Studio album by Joni Mitchell
- Released: October 25, 1994
- Recorded: 1993
- Studio: The Kiva (Los Angeles, California)
- Genre: Adult alternative
- Length: 43:06
- Label: Reprise
- Producer: Joni Mitchell, Larry Klein

Joni Mitchell chronology
| Night Ride Home (1991) | Turbulent Indigo (1994) | Hits (1996) |

Singles from Turbulent Indigo
- "How Do You Stop" Released: 1994 (Europe and Australia);

= Turbulent Indigo =

Turbulent Indigo is the fifteenth album by Canadian singer-songwriter Joni Mitchell, released in 1994.

The album won a Grammy Award for Best Pop Album. John Milward, writing for Rolling Stone, wrote that it was Mitchell's "best album since the mid-'70s".

As of December 2007, the album has sold 311,000 copies in the US.

Professional ratings
Review scores
| Source | Rating |
| AllMusic | Star |
| The Encyclopedia of Popular Music | Star |
| Entertainment Weekly | B+ |
| Los Angeles Times | Star |
| NME | 5/10 |
| Q | Star |
| Rolling Stone | Star |

== Background ==
The album marked her return to Warner Music (formerly WEA) distribution after her previous album, Night Ride Home, was distributed by MCA for its then-newly purchased subsidiary Geffen Records (which, prior to the sale to MCA, had distributed through WEA).

== Music ==
The song "Turbulent Indigo" refers to van Gogh, while describing the mental turmoil both he and Mitchell face in the creative process. The song "Not to Blame" was rumored to be about Mitchell's fellow singer-songwriter and former lover Jackson Browne, who was alleged to have beaten his girlfriend, actress Daryl Hannah.
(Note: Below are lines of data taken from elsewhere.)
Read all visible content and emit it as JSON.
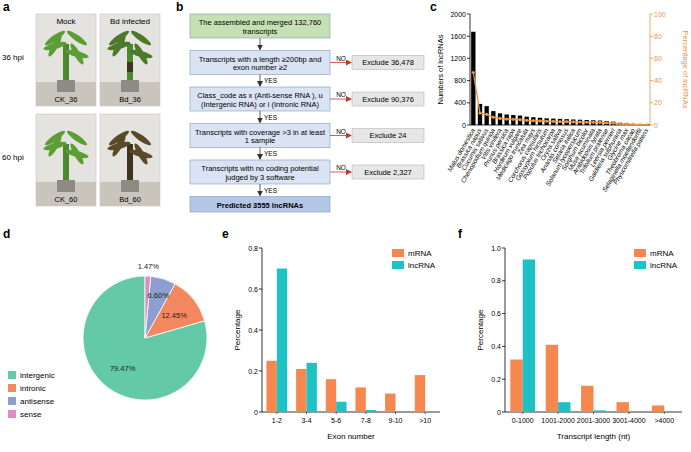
{
  "photo_panel": {
    "panel": "a",
    "columns": [
      "Mock",
      "Bd infected"
    ],
    "rows": [
      "36 hpi",
      "60 hpi"
    ],
    "captions": [
      [
        "CK_36",
        "Bd_36"
      ],
      [
        "CK_60",
        "Bd_60"
      ]
    ]
  },
  "flowchart": {
    "panel": "b",
    "start": "The assembled and merged 132,760 transcripts",
    "steps": [
      {
        "criterion": "Transcripts with a length ≥200bp and exon number ≥2",
        "yes": "YES",
        "no": "NO",
        "exclude": "Exclude 36,478"
      },
      {
        "criterion": "Class_code as x (Anti-sense RNA ), u (Intergenic RNA) or i (Intronic RNA)",
        "yes": "YES",
        "no": "NO",
        "exclude": "Exclude 90,376"
      },
      {
        "criterion": "Transcripts with coverage >3 in at least 1 sample",
        "yes": "YES",
        "no": "NO",
        "exclude": "Exclude 24"
      },
      {
        "criterion": "Transcripts with no coding potential judged by 3 software",
        "yes": "YES",
        "no": "NO",
        "exclude": "Exclude 2,327"
      }
    ],
    "result": "Predicted 3555 lncRNAs"
  },
  "chart_data": [
    {
      "type": "bar",
      "panel": "c",
      "categories": [
        "Malus domestica",
        "Brassica napus",
        "Cucumis sativus",
        "Chenopodium quinoa",
        "Vitis vinifera",
        "Prunus persica",
        "Brassica rapa",
        "Hordeum vulgare",
        "Medicago truncatula",
        "Zea mays",
        "Corchorus capsularis",
        "Gossypium hirsutum",
        "Populus trichocarpa",
        "Oryza sativa",
        "Ananas comosus",
        "Setaria italica",
        "Solanum lycopersicum",
        "Sorghum bicolor",
        "Musa acuminata",
        "Arabidopsis lyrata",
        "Trifolium pratense",
        "Leersia perrieri",
        "Galdieria sulphuraria",
        "Glycine max",
        "Theobroma cacao",
        "Selaginella moellendorffii",
        "Physcomitrella patens"
      ],
      "series": [
        {
          "type": "bar",
          "color": "#000000",
          "values": [
            1680,
            380,
            340,
            250,
            210,
            190,
            180,
            170,
            150,
            140,
            130,
            120,
            115,
            110,
            105,
            100,
            95,
            90,
            85,
            80,
            70,
            60,
            40,
            30,
            20,
            8,
            5
          ]
        },
        {
          "type": "line",
          "axis": "y2",
          "color": "#f0923e",
          "marker": "circle",
          "values": [
            47.3,
            10.7,
            9.6,
            7.0,
            5.9,
            5.3,
            5.1,
            4.8,
            4.2,
            3.9,
            3.7,
            3.4,
            3.2,
            3.1,
            3.0,
            2.8,
            2.7,
            2.5,
            2.4,
            2.3,
            2.0,
            1.7,
            1.1,
            0.8,
            0.6,
            0.2,
            0.1
          ]
        }
      ],
      "y_label": "Numbers of lncRNAs",
      "y2_label": "Percentage of lncRNAs",
      "ylim": [
        0,
        2000
      ],
      "yticks": [
        0,
        400,
        800,
        1200,
        1600,
        2000
      ],
      "y2lim": [
        0,
        100
      ],
      "y2ticks": [
        0,
        20,
        40,
        60,
        80,
        100
      ]
    },
    {
      "type": "pie",
      "panel": "d",
      "categories": [
        "intergenic",
        "intronic",
        "antisense",
        "sense"
      ],
      "values": [
        79.47,
        12.45,
        6.6,
        1.47
      ],
      "value_labels": [
        "79.47%",
        "12.45%",
        "6.60%",
        "1.47%"
      ],
      "colors": [
        "#63c9a6",
        "#f4875f",
        "#8d9fd1",
        "#e08cc4"
      ],
      "data_labels": true,
      "legend": "left"
    },
    {
      "type": "bar",
      "panel": "e",
      "categories": [
        "1-2",
        "3-4",
        "5-6",
        "7-8",
        "9-10",
        ">10"
      ],
      "series": [
        {
          "name": "mRNA",
          "color": "#f5874f",
          "values": [
            0.25,
            0.21,
            0.16,
            0.12,
            0.09,
            0.18
          ]
        },
        {
          "name": "lncRNA",
          "color": "#1fc2c4",
          "values": [
            0.7,
            0.24,
            0.05,
            0.01,
            0.0,
            0.0
          ]
        }
      ],
      "x_label": "Exon number",
      "y_label": "Percentage",
      "ylim": [
        0,
        0.8
      ],
      "yticks": [
        0,
        0.2,
        0.4,
        0.6,
        0.8
      ],
      "legend": "upper right"
    },
    {
      "type": "bar",
      "panel": "f",
      "categories": [
        "0-1000",
        "1001-2000",
        "2001-3000",
        "3001-4000",
        ">4000"
      ],
      "series": [
        {
          "name": "mRNA",
          "color": "#f5874f",
          "values": [
            0.32,
            0.41,
            0.16,
            0.06,
            0.04
          ]
        },
        {
          "name": "lncRNA",
          "color": "#1fc2c4",
          "values": [
            0.93,
            0.06,
            0.01,
            0.0,
            0.0
          ]
        }
      ],
      "x_label": "Transcript length (nt)",
      "y_label": "Percentage",
      "ylim": [
        0,
        1
      ],
      "yticks": [
        0,
        0.2,
        0.4,
        0.6,
        0.8,
        {
          "value": 1,
          "label": "1.0"
        }
      ],
      "legend": "upper right"
    }
  ]
}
Mitchell also takes in non-personal issues, notably in the song "Magdalene Laundries", which recounts the sufferings of Irish women once consigned to Magdalen Asylums run by the Roman Catholic Church and made to work in the asylums' laundries. Similarly, the song "Sex Kills" referenced a number of late 20th century topical issues, including violence, AIDS, global warming and consumerism.
== Artwork ==
According to Matt Mitchell of Paste Magazine, the album's cover artwork features a self portrait of Mitchell "styl[ing] herself as a Vincent Van Gogh type."

==Critical reception==
Turbulent Indigo received critical acclaim. Qs Tom Doyle called the album a "welcome return to the atmospherics and acoustic terrain she's best known for", further writing that "The majority of the tracks here recall the wafting soundscapes of 1976's Hejira, with gentle, controlled feedback, Pastorius-styled bass, Wayne Shorter's tumbling saxophone patterns and walls of acoustic guitars providing a dramatic backdrop for Mitchell's bold lyrical imagery."

==Track listing==
All tracks composed by Joni Mitchell; except where indicated

1. "Sunny Sunday" – 2:21
2. "Sex Kills" – 3:56
3. "How Do You Stop" (Charlie Midnight, Dan Hartman) – 4:09
4. "Turbulent Indigo" – 3:34
5. "Last Chance Lost" – 3:14
6. "The Magdalene Laundries" – 4:02
7. "Not to Blame" – 4:18
8. "Borderline" – 4:48
9. "Yvette in English" (Mitchell, David Crosby) – 5:16
10. "The Sire of Sorrow (Job's Sad Song)" – 7:08

==Personnel==
- Joni Mitchell – vocals, guitar, keyboards
- Larry Klein – organ, bass
- Wayne Shorter – soprano saxophone on tracks: 1, 4, 7, 9, 10
- Jim Keltner – drums on "Sunny Sunday"
- Carlos Vega – drums on tracks: 3, 4, 7
- Michael Landau – electric guitar on tracks: 2, 3
- Greg Leisz – pedal steel guitar on tracks: 7, 8
- Steuart Smith – guitar on "How Do You Stop"
- Seal – vocals on "How Do You Stop"
- Bill Dillon – synthesizer on "Yvette in English"
- Charles Valentino – backing vocals on "Yvette in English"
- Kris Kello – backing vocals on "Yvette in English"

==Charts==

Chart performance for Turbulent Indigo
| Chart (1994) | Peak position |
|---|---|
| Canada Top Albums/CDs (RPM) | 24 |
| UK Albums (OCC) | 53 |
| US Billboard 200 | 47 |
| Scottish Albums (OCC) | 60 |
| US Cash Box Top 100 Albums | 42 |

==Certifications==

Certifications for Turbulent Indigo
| Region | Certification | Certified units/sales |
| Canada (Music Canada) | Gold | 50,000^{^} |
^{^} Shipments figures based on certification alone.